Apparently, I shouldn’t have left unfinished work over the weekend.
The best misheard song lyric ever is “Hit me with your pet shark”.
I will hear no other opinions on this matter.
The Goonies went looking for pirate treasure and ended up finding the greatest treasure of all: pirate treasure.
You know you’re getting old when you have to have a drink to motivate you to go out & have a drink.
My children can go an entire day at home without a glass of water but only 30 seconds in the car before dehydration sets in.
I told my tween to exercise so he sat on the couch and told me he was exercising — his right to freedom. I was mad, mostly that I never thought of that one myself.

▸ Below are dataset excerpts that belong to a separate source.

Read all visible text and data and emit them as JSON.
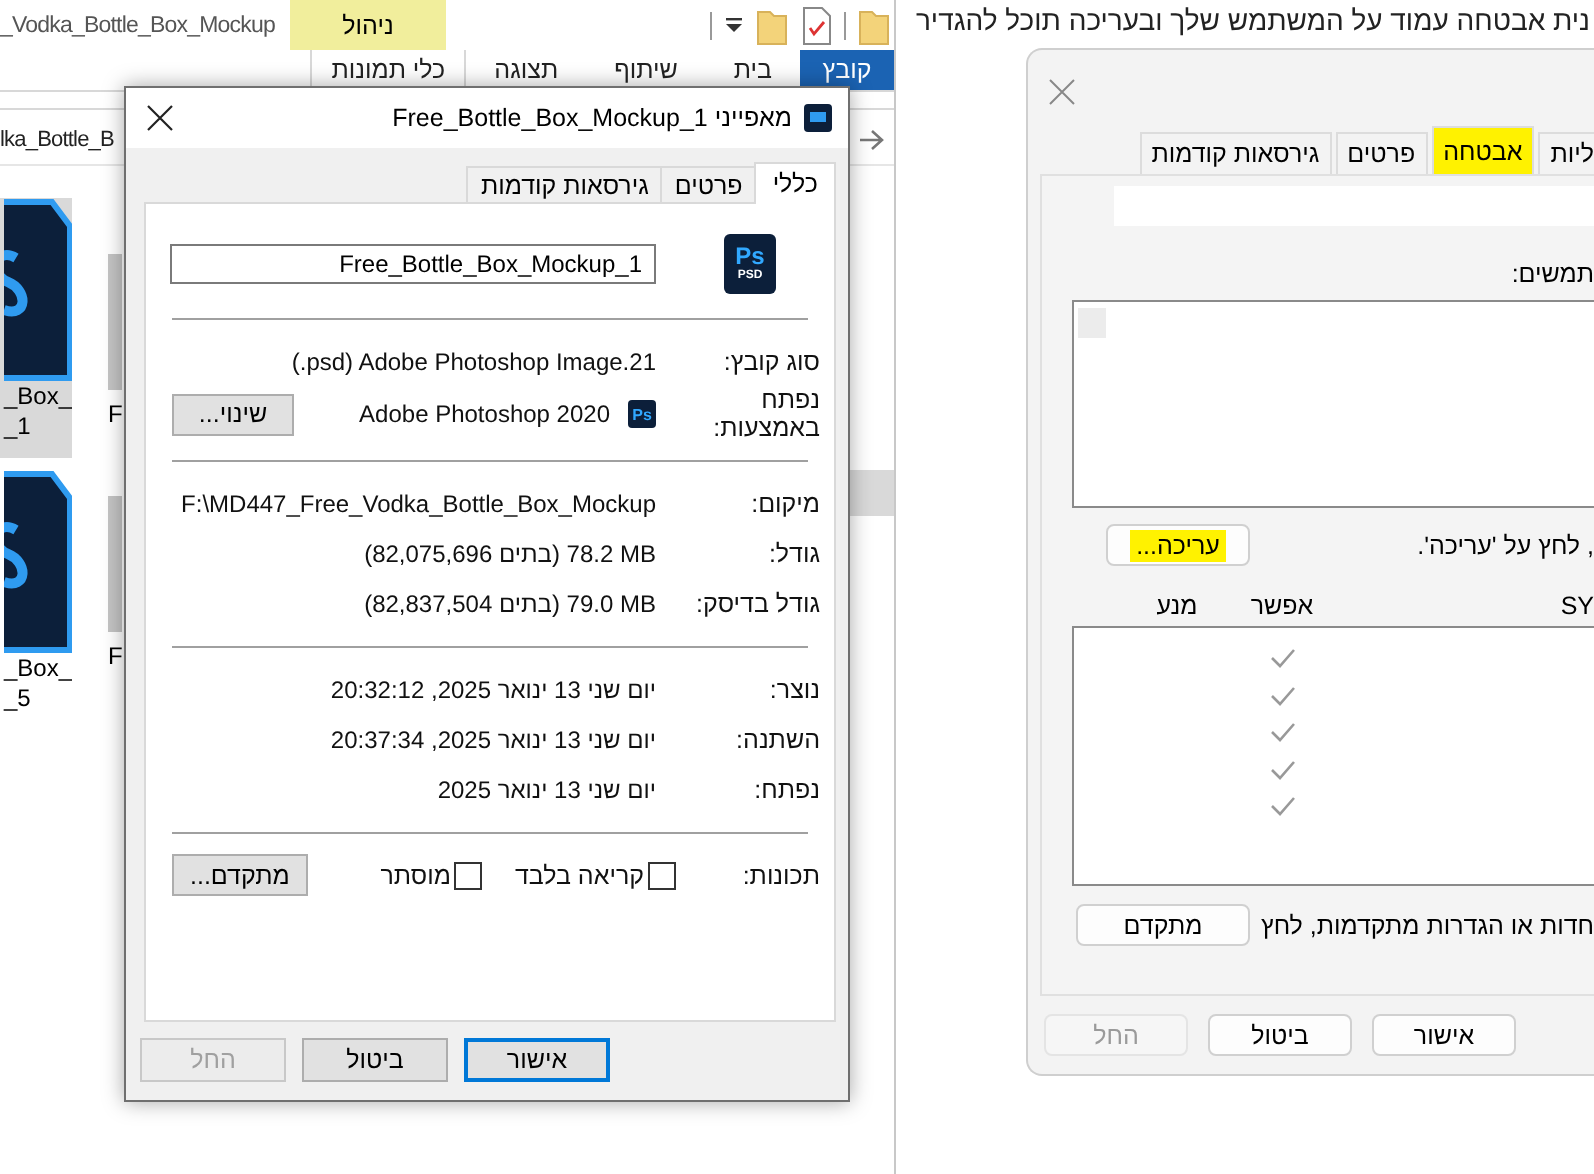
{
  "explorer": {
    "title": "_Vodka_Bottle_Box_Mockup",
    "context_group": "ניהול",
    "ribbon_tabs": [
      {
        "label": "קובץ",
        "kind": "file"
      },
      {
        "label": "בית",
        "kind": "tab"
      },
      {
        "label": "שיתוף",
        "kind": "tab"
      },
      {
        "label": "תצוגה",
        "kind": "tab"
      },
      {
        "label": "כלי תמונות",
        "kind": "context"
      }
    ],
    "address": "lka_Bottle_B",
    "files": [
      {
        "label": "_Box_\n_1",
        "selected": true
      },
      {
        "label": "_Box_\n_5",
        "selected": false
      }
    ],
    "files_column_2": [
      {
        "label": "F"
      },
      {
        "label": "F"
      }
    ]
  },
  "properties_dialog": {
    "title": "מאפייני Free_Bottle_Box_Mockup_1",
    "tabs": [
      {
        "label": "כללי",
        "selected": true
      },
      {
        "label": "פרטים",
        "selected": false
      },
      {
        "label": "גירסאות קודמות",
        "selected": false
      }
    ],
    "file_icon": {
      "label": "Ps",
      "sublabel": "PSD"
    },
    "file_name": "Free_Bottle_Box_Mockup_1",
    "sections": [
      [
        {
          "kind": "text_ltr",
          "label": "סוג קובץ:",
          "value": "(.psd) Adobe Photoshop Image.21"
        },
        {
          "kind": "app",
          "label": "נפתח באמצעות:",
          "value": "Adobe Photoshop 2020",
          "icon_label": "Ps",
          "button": "שינוי..."
        }
      ],
      [
        {
          "kind": "text",
          "label": "מיקום:",
          "value": "F:\\MD447_Free_Vodka_Bottle_Box_Mockup"
        },
        {
          "kind": "text_ltr",
          "label": "גודל:",
          "value": "(82,075,696 בתים) 78.2 MB"
        },
        {
          "kind": "text_ltr",
          "label": "גודל בדיסק:",
          "value": "(82,837,504 בתים) 79.0 MB"
        }
      ],
      [
        {
          "kind": "text",
          "label": "נוצר:",
          "value": "יום שני 13 ינואר 2025, 20:32:12"
        },
        {
          "kind": "text",
          "label": "השתנה:",
          "value": "יום שני 13 ינואר 2025, 20:37:34"
        },
        {
          "kind": "text",
          "label": "נפתח:",
          "value": "יום שני 13 ינואר 2025"
        }
      ],
      [
        {
          "kind": "attributes",
          "label": "תכונות:",
          "checkboxes": [
            {
              "label": "קריאה בלבד",
              "checked": false
            },
            {
              "label": "מוסתר",
              "checked": false
            }
          ],
          "button": "מתקדם..."
        }
      ]
    ],
    "buttons": [
      {
        "label": "אישור",
        "default": true,
        "disabled": false
      },
      {
        "label": "ביטול",
        "default": false,
        "disabled": false
      },
      {
        "label": "החל",
        "default": false,
        "disabled": true
      }
    ]
  },
  "page_text": "נית אבטחה עמוד על המשתמש שלך ובעריכה תוכל להגדיר",
  "security_dialog": {
    "tabs": [
      {
        "label": "ליות",
        "selected": false,
        "highlighted": false
      },
      {
        "label": "אבטחה",
        "selected": true,
        "highlighted": true
      },
      {
        "label": "פרטים",
        "selected": false,
        "highlighted": false
      },
      {
        "label": "גירסאות קודמות",
        "selected": false,
        "highlighted": false
      }
    ],
    "users_label": "תמשים:",
    "edit_hint": ", לחץ על 'עריכה'.",
    "edit_button": {
      "label": "עריכה...",
      "highlighted": true
    },
    "permission_columns": [
      "SY",
      "אפשר",
      "מנע"
    ],
    "permissions": [
      {
        "allow": true,
        "deny": false
      },
      {
        "allow": true,
        "deny": false
      },
      {
        "allow": true,
        "deny": false
      },
      {
        "allow": true,
        "deny": false
      },
      {
        "allow": true,
        "deny": false
      }
    ],
    "advanced_hint": "חדות או הגדרות מתקדמות, לחץ",
    "advanced_button": "מתקדם",
    "buttons": [
      {
        "label": "אישור",
        "disabled": false
      },
      {
        "label": "ביטול",
        "disabled": false
      },
      {
        "label": "החל",
        "disabled": true
      }
    ]
  }
}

I just now realized the guy at the urinal that complemented my watch might not have actually just been looking at my watch.
Just found out the last message the Mars Rover sent was, “my battery is low and it is getting dark,” and I will be using the same message for anyone who texts me to hang out after 630pm
Back in the day, with $2 bucks you could go to the store and walk out with a bunch of Doritos, and beer. Now they have security cameras.
God gave you alcohol, sex and music. Why do you all talk about politics?!
(McDonald’s bathroom)
*pulls away from kissing*
You’re better than my mirror at home
my chupacabra don’t
my chupacabra don’t
my chupacabra don’t want none unless you got goats, hon
employee: should I restock the vegetables
manager: why aren’t you using the time-saving code words from my training
employee: fine, should I *air quote fingers* reproduce
Awww, I remember when I was 18 and thought I was an adult too. Good times.
the owl’s distinctive call allows them to communicate over distances spanning 800 meters but they usually just talk shit about bats
indiana jones: time to explore ancient caves, fight nazis, and seek treasure
idaho jones: time to eat potatoes again
When walking off an elevator, I like to turn around & say, “this is the part in our adventure where I must leave you now.”
We’d been married for 5yrs before we heard the patter of tiny feet. In time even the kids learned to live with the massive rat infestation
I am your dream girl if your dream girl suddenly dissapears into plumes of feathers and occasionally seeks vengeance against a betraying human by turning them into an oak tree. Also may or may not steal entire baguettes off window sills.
My dad caught me smoking meat once and forced me to smoke an entire pack of pork chops. Now I run a successful butcher shop, thanks Dad.
When, in the future, someone says “remember when we did that thing and had the most amazing time?” and you struggle to remember what year it happened…
One thing you can be sure of is that it didn’t happen in 2020
Overdraft fees should be illegal. Simply block the payment if there are insufficient funds. Why is that hard?
[wedding day of the girl that got away]
any reason why these two shouldn’t be married, speak now or forev[sound of a dirt bike approaching]
Hey! This is your home!
It’s kinda messy… but you’ll get use to that!-my 6yo, welcoming his new baby sister 😂😂💀
Planning sweet revenge on my wife: Once she’s napping, I’m gonna burn the shit out of some popcorn
me: you said you were going to clean your room
5 year old: I said it, but I didn’t promise
me: yes you did. you said, “I promise”
5 year old: ok, I promised, but I didn’t mean it
I just passed the cutest kitten.
It was much easier than swallowing it.
Me: Wow. She has a mesmerising walk.
Him: Hypnotist?
Me: Oh hip noticed alright.
Me: *parks in “pregnant women only” parking spot after overeating at the buffet*
Stranger: Oh wow, you look like you’re going to pop! When are you due?
Me: Probably in like 24-30 hours.
Raised by wolves. Sent to college by wolves. Moves back home with wolves. Learns to ignore wolf-mom’s worried glances.